Trancher le noeud gordien de l’immigration !

Hier, le grand théâtre du régime macronien avait choisi l’hémicycle du Palais Bourbon pour offrir un spectacle aux médias chargés de désinformer les Français. Il s’agissait pour le gouvernement et pour les « députés » d’obéir à l’injonction présidentielle : il l’ont fait et ont parlé pendant cinq heures de l’immigration. Le but de l’exécutif était d’occuper apparemment la position centrale qui lui paraît la bonne tactique électorale. On parle de l’immigration, sans tabou, et on se fait accuser par l’extrême-gauche d’instrumentaliser la question, mais on rejette la remise en cause du droit du sol, proposée par la vraie droite, tout en refusant la naïveté, en matière d’aide médicale, pour complaire à la droite dite modérée, c’est-à-dire au marais. Le fait que la question cruciale du droit du sol et plus généralement de l’acquisition de la nationalité française ait été balayée d’un revers de main est significative. C’est la seule qui peut mettre fin à la naïveté qui consiste à croire qu’un Français de papier, souvent doté d’une autre nationalité, conservant un mode de vie et des convictions étrangères et même parfois hostiles à la nation française dont il est devenu membre par automatisme ou par intérêt, constitue un citoyen comme les autres. L’augmentation de ce type de « Français » modifie en profondeur l’identité du pays, sa culture, la prise en compte de son destin par l’ensemble de sa « nation ». C’est par ce biais que s’effectue le grand remplacement, qui n’est pas un leurre. Peu à peu, sur des territoires qui s’étendent et se multiplient, ce sont d’autres codes qui s’installent que ceux transmis par nos traditions, par notre histoire et théoriquement imposés pas nos lois. Des personnes d’influence, puis des décideurs investissent les pouvoirs médiatiques, culturels et politiques pour changer, comme ils disent, notre « mentalité », nos « stéréotypes », pour déraciner les Français, non pour créer une société plus ouverte vers le monde, multiculturelle, mais pour affaiblir les résistances identitaires et préparer un basculement progressif vers une autre culture, une autre histoire, un autre langage, une autre musique, une autre cuisine, déjà véhiculées de la publicité jusqu’à l’école avec une frénésie suicidaire.

Pour ceux qui ont connu l’Assemblée de l’intérieur, un débat comme celui d’hier est effarant.
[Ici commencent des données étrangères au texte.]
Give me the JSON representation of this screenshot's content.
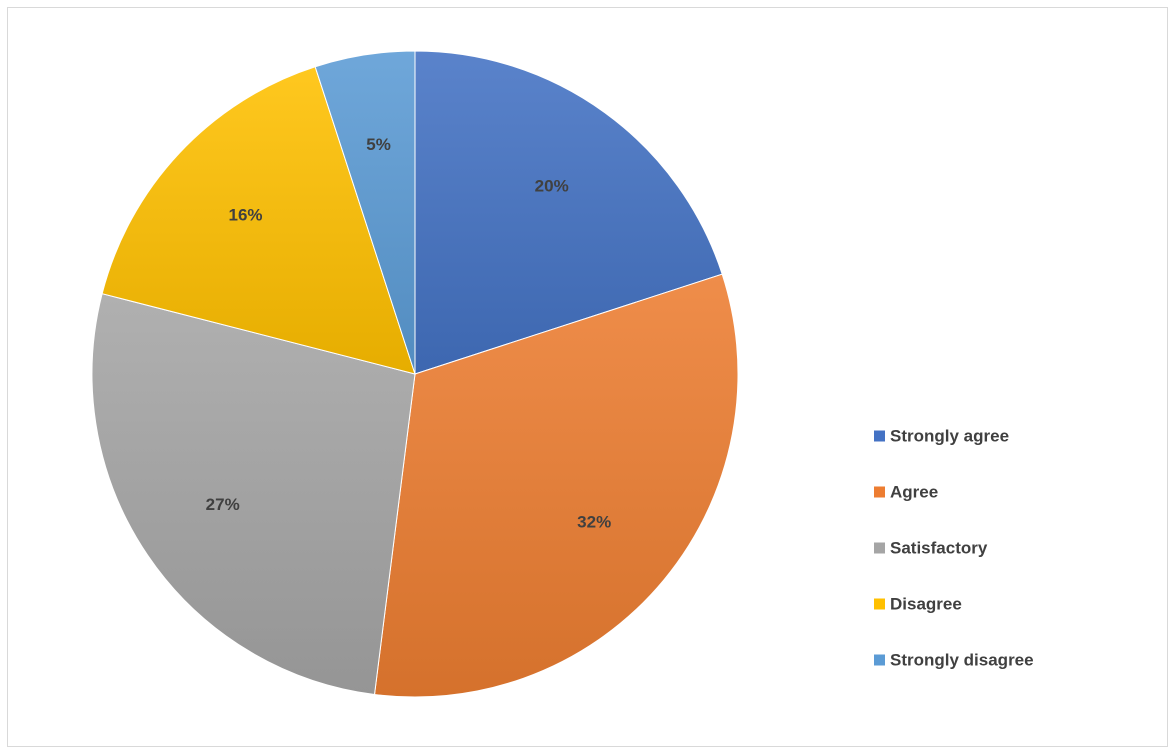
{
  "chart_data": {
    "type": "pie",
    "title": "",
    "categories": [
      "Strongly agree",
      "Agree",
      "Satisfactory",
      "Disagree",
      "Strongly disagree"
    ],
    "values": [
      20,
      32,
      27,
      16,
      5
    ],
    "labels": [
      "20%",
      "32%",
      "27%",
      "16%",
      "5%"
    ],
    "colors": [
      "#4472c4",
      "#ed7d31",
      "#a5a5a5",
      "#ffc000",
      "#5b9bd5"
    ],
    "legend": "right",
    "start_angle_deg": 0,
    "direction": "clockwise"
  }
}
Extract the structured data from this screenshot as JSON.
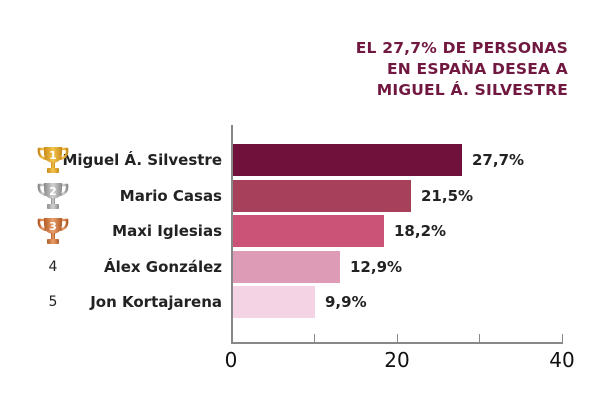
{
  "title": {
    "lines": [
      "EL 27,7% DE PERSONAS",
      "EN ESPAÑA DESEA A",
      "MIGUEL Á. SILVESTRE"
    ],
    "color": "#701840"
  },
  "chart_data": {
    "type": "bar",
    "orientation": "horizontal",
    "title": "EL 27,7% DE PERSONAS EN ESPAÑA DESEA A MIGUEL Á. SILVESTRE",
    "categories": [
      "Miguel Á. Silvestre",
      "Mario Casas",
      "Maxi Iglesias",
      "Álex González",
      "Jon Kortajarena"
    ],
    "values": [
      27.7,
      21.5,
      18.2,
      12.9,
      9.9
    ],
    "value_labels": [
      "27,7%",
      "21,5%",
      "18,2%",
      "12,9%",
      "9,9%"
    ],
    "ranks": [
      "1",
      "2",
      "3",
      "4",
      "5"
    ],
    "rank_icons": [
      "gold-trophy",
      "silver-trophy",
      "bronze-trophy",
      null,
      null
    ],
    "colors": [
      "#70113b",
      "#a6405b",
      "#cb5377",
      "#de9bb5",
      "#f4d3e5"
    ],
    "xlabel": "",
    "ylabel": "",
    "xlim": [
      0,
      40
    ],
    "x_ticks": [
      0,
      10,
      20,
      30,
      40
    ],
    "x_tick_labels": [
      "0",
      "",
      "20",
      "",
      "40"
    ],
    "grid": false,
    "legend": null
  }
}
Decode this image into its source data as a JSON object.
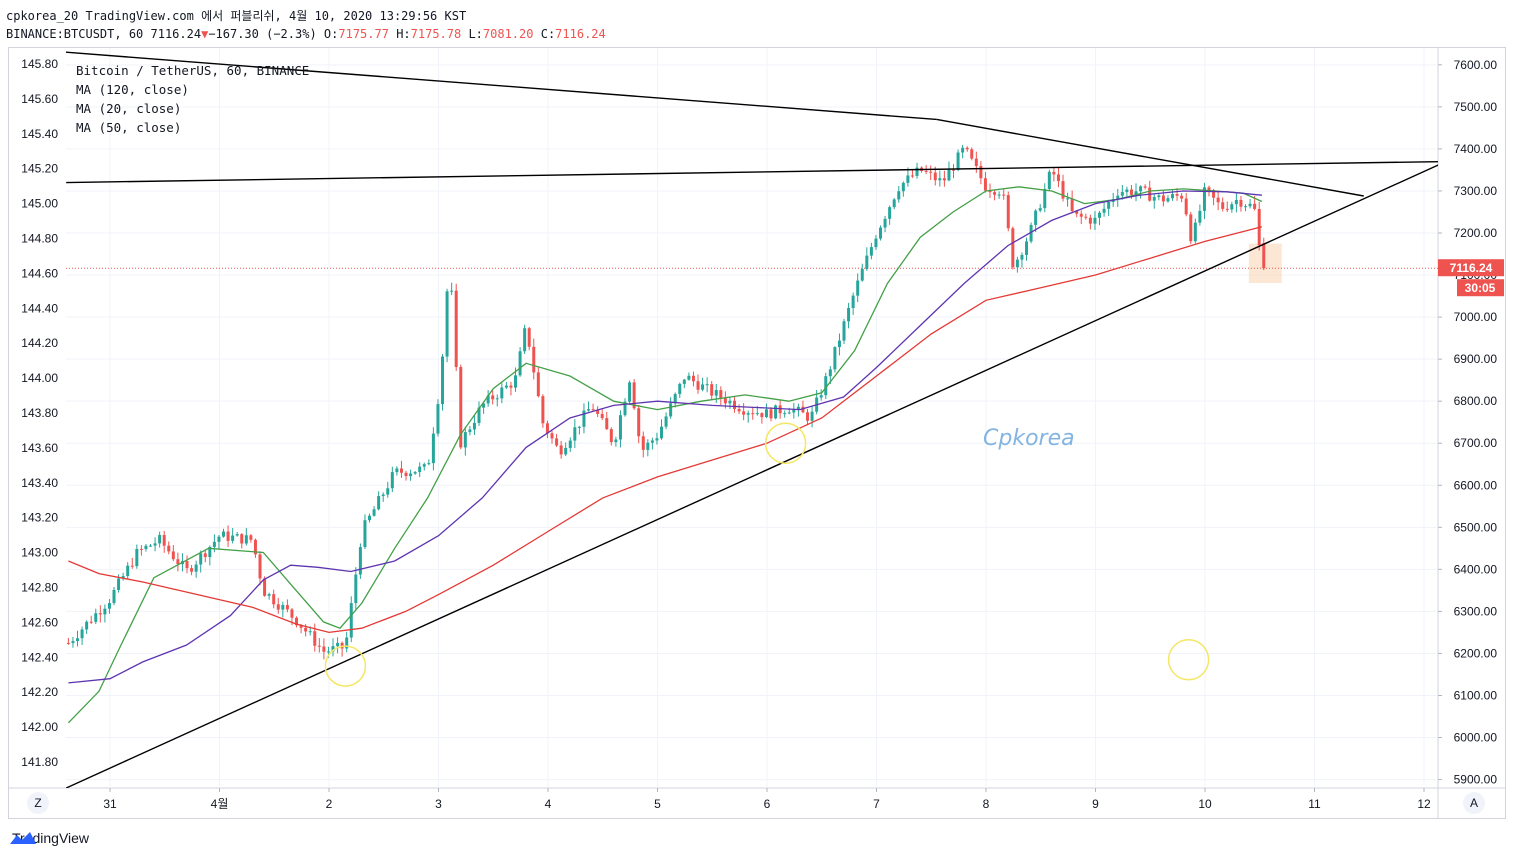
{
  "header": {
    "line1": "cpkorea_20 TradingView.com 에서 퍼블리쉬, 4월 10, 2020 13:29:56 KST",
    "line2_symbol": "BINANCE:BTCUSDT, 60 7116.24",
    "change_arrow": "▼",
    "change": "−167.30 (−2.3%)",
    "o_label": "O:",
    "o_value": "7175.77",
    "h_label": "H:",
    "h_value": "7175.78",
    "l_label": "L:",
    "l_value": "7081.20",
    "c_label": "C:",
    "c_value": "7116.24"
  },
  "legend": {
    "title": "Bitcoin / TetherUS, 60, BINANCE",
    "ma1": "MA (120, close)",
    "ma2": "MA (20, close)",
    "ma3": "MA (50, close)"
  },
  "watermark": "Cpkorea",
  "price_badge": {
    "value": "7116.24",
    "countdown": "30:05"
  },
  "footer": {
    "brand": "TradingView",
    "left_button": "Z",
    "right_button": "A"
  },
  "colors": {
    "up": "#26a69a",
    "down": "#ef5350",
    "ma120": "#e53935",
    "ma20": "#43a047",
    "ma50": "#5e35b1",
    "trendline": "#000000",
    "highlight_circle": "#f5e663",
    "watermark": "#6fa8dc"
  },
  "chart_data": {
    "type": "candlestick",
    "title": "Bitcoin / TetherUS, 60, BINANCE",
    "left_axis_ticks": [
      "145.80",
      "145.60",
      "145.40",
      "145.20",
      "145.00",
      "144.80",
      "144.60",
      "144.40",
      "144.20",
      "144.00",
      "143.80",
      "143.60",
      "143.40",
      "143.20",
      "143.00",
      "142.80",
      "142.60",
      "142.40",
      "142.20",
      "142.00",
      "141.80"
    ],
    "right_axis_ticks": [
      "7600.00",
      "7500.00",
      "7400.00",
      "7300.00",
      "7200.00",
      "7100.00",
      "7000.00",
      "6900.00",
      "6800.00",
      "6700.00",
      "6600.00",
      "6500.00",
      "6400.00",
      "6300.00",
      "6200.00",
      "6100.00",
      "6000.00",
      "5900.00"
    ],
    "x_ticks": [
      "31",
      "4월",
      "2",
      "3",
      "4",
      "5",
      "6",
      "7",
      "8",
      "9",
      "10",
      "11",
      "12"
    ],
    "ylim": [
      5880,
      7640
    ],
    "x_range_days": [
      0,
      12.1
    ],
    "day_ticks_values": [
      0,
      1,
      2,
      3,
      4,
      5,
      6,
      7,
      8,
      9,
      10,
      11,
      12
    ],
    "anchors": [
      [
        -0.38,
        6225
      ],
      [
        0.0,
        6330
      ],
      [
        0.25,
        6440
      ],
      [
        0.45,
        6470
      ],
      [
        0.7,
        6395
      ],
      [
        1.0,
        6480
      ],
      [
        1.3,
        6470
      ],
      [
        1.4,
        6350
      ],
      [
        1.7,
        6280
      ],
      [
        1.95,
        6205
      ],
      [
        2.15,
        6215
      ],
      [
        2.3,
        6490
      ],
      [
        2.6,
        6630
      ],
      [
        2.9,
        6640
      ],
      [
        3.02,
        6850
      ],
      [
        3.1,
        7140
      ],
      [
        3.2,
        6700
      ],
      [
        3.4,
        6790
      ],
      [
        3.7,
        6850
      ],
      [
        3.8,
        6980
      ],
      [
        3.95,
        6750
      ],
      [
        4.1,
        6680
      ],
      [
        4.4,
        6790
      ],
      [
        4.6,
        6700
      ],
      [
        4.75,
        6860
      ],
      [
        4.85,
        6680
      ],
      [
        5.0,
        6720
      ],
      [
        5.25,
        6860
      ],
      [
        5.5,
        6820
      ],
      [
        5.8,
        6780
      ],
      [
        6.0,
        6770
      ],
      [
        6.2,
        6785
      ],
      [
        6.4,
        6760
      ],
      [
        6.55,
        6860
      ],
      [
        6.8,
        7060
      ],
      [
        7.0,
        7200
      ],
      [
        7.2,
        7310
      ],
      [
        7.4,
        7350
      ],
      [
        7.6,
        7320
      ],
      [
        7.8,
        7400
      ],
      [
        8.0,
        7310
      ],
      [
        8.15,
        7300
      ],
      [
        8.25,
        7120
      ],
      [
        8.4,
        7200
      ],
      [
        8.6,
        7350
      ],
      [
        8.8,
        7240
      ],
      [
        9.0,
        7230
      ],
      [
        9.2,
        7300
      ],
      [
        9.4,
        7300
      ],
      [
        9.6,
        7280
      ],
      [
        9.8,
        7290
      ],
      [
        9.88,
        7180
      ],
      [
        10.0,
        7300
      ],
      [
        10.15,
        7260
      ],
      [
        10.3,
        7280
      ],
      [
        10.45,
        7260
      ],
      [
        10.52,
        7116
      ]
    ],
    "last_price": 7116.24,
    "moving_averages": {
      "ma20": [
        [
          -0.38,
          6035
        ],
        [
          -0.1,
          6110
        ],
        [
          0.1,
          6220
        ],
        [
          0.4,
          6380
        ],
        [
          0.9,
          6450
        ],
        [
          1.4,
          6440
        ],
        [
          1.7,
          6350
        ],
        [
          1.95,
          6275
        ],
        [
          2.1,
          6260
        ],
        [
          2.3,
          6320
        ],
        [
          2.6,
          6450
        ],
        [
          2.9,
          6570
        ],
        [
          3.2,
          6720
        ],
        [
          3.5,
          6830
        ],
        [
          3.8,
          6890
        ],
        [
          4.2,
          6860
        ],
        [
          4.6,
          6800
        ],
        [
          5.0,
          6780
        ],
        [
          5.4,
          6800
        ],
        [
          5.8,
          6815
        ],
        [
          6.2,
          6800
        ],
        [
          6.5,
          6820
        ],
        [
          6.8,
          6920
        ],
        [
          7.1,
          7080
        ],
        [
          7.4,
          7190
        ],
        [
          7.7,
          7250
        ],
        [
          8.0,
          7300
        ],
        [
          8.3,
          7310
        ],
        [
          8.6,
          7300
        ],
        [
          8.9,
          7270
        ],
        [
          9.2,
          7280
        ],
        [
          9.5,
          7300
        ],
        [
          9.8,
          7305
        ],
        [
          10.1,
          7300
        ],
        [
          10.35,
          7295
        ],
        [
          10.52,
          7275
        ]
      ],
      "ma50": [
        [
          -0.38,
          6130
        ],
        [
          0.0,
          6140
        ],
        [
          0.3,
          6180
        ],
        [
          0.7,
          6220
        ],
        [
          1.1,
          6290
        ],
        [
          1.4,
          6375
        ],
        [
          1.65,
          6410
        ],
        [
          1.9,
          6405
        ],
        [
          2.2,
          6395
        ],
        [
          2.6,
          6420
        ],
        [
          3.0,
          6480
        ],
        [
          3.4,
          6570
        ],
        [
          3.8,
          6690
        ],
        [
          4.2,
          6760
        ],
        [
          4.6,
          6790
        ],
        [
          5.0,
          6800
        ],
        [
          5.5,
          6790
        ],
        [
          5.9,
          6785
        ],
        [
          6.3,
          6780
        ],
        [
          6.7,
          6810
        ],
        [
          7.0,
          6880
        ],
        [
          7.4,
          6980
        ],
        [
          7.8,
          7080
        ],
        [
          8.2,
          7170
        ],
        [
          8.6,
          7230
        ],
        [
          9.0,
          7270
        ],
        [
          9.4,
          7290
        ],
        [
          9.8,
          7300
        ],
        [
          10.2,
          7298
        ],
        [
          10.52,
          7290
        ]
      ],
      "ma120": [
        [
          -0.38,
          6420
        ],
        [
          -0.1,
          6390
        ],
        [
          0.3,
          6370
        ],
        [
          0.8,
          6340
        ],
        [
          1.3,
          6310
        ],
        [
          1.7,
          6270
        ],
        [
          2.0,
          6250
        ],
        [
          2.3,
          6260
        ],
        [
          2.7,
          6300
        ],
        [
          3.0,
          6340
        ],
        [
          3.5,
          6410
        ],
        [
          4.0,
          6490
        ],
        [
          4.5,
          6570
        ],
        [
          5.0,
          6620
        ],
        [
          5.5,
          6660
        ],
        [
          6.0,
          6700
        ],
        [
          6.5,
          6760
        ],
        [
          7.0,
          6860
        ],
        [
          7.5,
          6960
        ],
        [
          8.0,
          7040
        ],
        [
          8.5,
          7070
        ],
        [
          9.0,
          7100
        ],
        [
          9.5,
          7140
        ],
        [
          10.0,
          7180
        ],
        [
          10.52,
          7215
        ]
      ]
    },
    "trendlines": [
      {
        "from": [
          -0.9,
          7640
        ],
        "to": [
          7.55,
          7470
        ]
      },
      {
        "from": [
          7.55,
          7470
        ],
        "to": [
          11.45,
          7288
        ]
      },
      {
        "from": [
          -0.4,
          5880
        ],
        "to": [
          12.2,
          7370
        ]
      },
      {
        "from": [
          -0.4,
          7320
        ],
        "to": [
          12.2,
          7370
        ]
      }
    ],
    "highlight_circles": [
      [
        2.15,
        6170
      ],
      [
        6.17,
        6700
      ],
      [
        9.85,
        6185
      ]
    ],
    "last_bar_highlight": {
      "from": [
        10.4,
        7175
      ],
      "to": [
        10.7,
        7081
      ]
    }
  }
}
Le gouvernement a réuni les parlementaires pour dire qu’ils avaient parlé de l’immigration et qu’ils en parleraient à nouveau. Cela fait cinquante ans que ça dure depuis le va-et-vient sur le regroupement familial des années 1970, jusqu’aux mesures cosmétiques de la loi « asile et immigration » de l’année dernière, en passant par le manège du code de la nationalité en fonction des alternances politiques, et le fiasco du débat sur l’identité nationale confié par Sarkozy à un ministre venu du parti socialiste. Les quotas sont aux parlementaires ce que sont les marronniers pour les journalistes, le sujet qu’on évoque quand on n’a rien d’autre à dire. Le serpent de mer a donc refait surface dans le discours d’Edouard Philippe chatoyant de multiples écailles : par pays, par profession. Cette solution technocratique permettrait d’envelopper le souhait du pouvoir de faire entrer des travailleurs à bas coût tout en manifestant apparemment de la rigueur sur les flux migratoires. La possibilité ouverte de travailler pour les demandeurs d’asile après six mois de présence votée lors de la récente loi participait de cette ambiguïté, pour ne pas dire de cette hypocrisie. La porosité entre la migration économique, la demande d’asile, l’immigration clandestine et l’attirance pour l’eldorado médical et social, pour les mineurs puis toute la famille, crée une confusion qui empêche toute solution technocratique d’être efficace. De plus, des bonnes âmes, étonnantes parfois, comme Jacques Toubon, juchées à la tête de hautes autorités administratives financées par l’Etat, s’empresseront de mettre des bâtons dans les roues de celui-ci, si tant est qu’il ait vraiment l’intention de réduire un flux qui n’est même pas sérieusement mesuré.

Devant ce théâtre d’ombres qui s’est agité hier, dénué de cette représentativité que l’on doit exiger d’un Parlement digne de ce nom, seuls quelques élus de droite ont sonné le tocsin, quelques gaullistes noyés chez les Républicains toujours à la recherche d’eux-mêmes, comme Ciotti et Auber, chez les non-inscrits, Marine Le Pen, sauvée des eaux par Matthieu Orphelin qui lui avait laissé son temps de parole. D’autres, non inscrits comme Dupont-Aignan, n’ont pas eu cette chance. Pourtant c’est dans ces quelques voix que l’on retrouvait cette idée contenue dans le titre d’un ouvrage de Pompidou : le Noeud gordien. Moratoire, référendum, suppression du droit du sol, etc… La politique actuelle ne doit pas être modifiée, mais renversée si nous voulons que notre pays soit toujours la France !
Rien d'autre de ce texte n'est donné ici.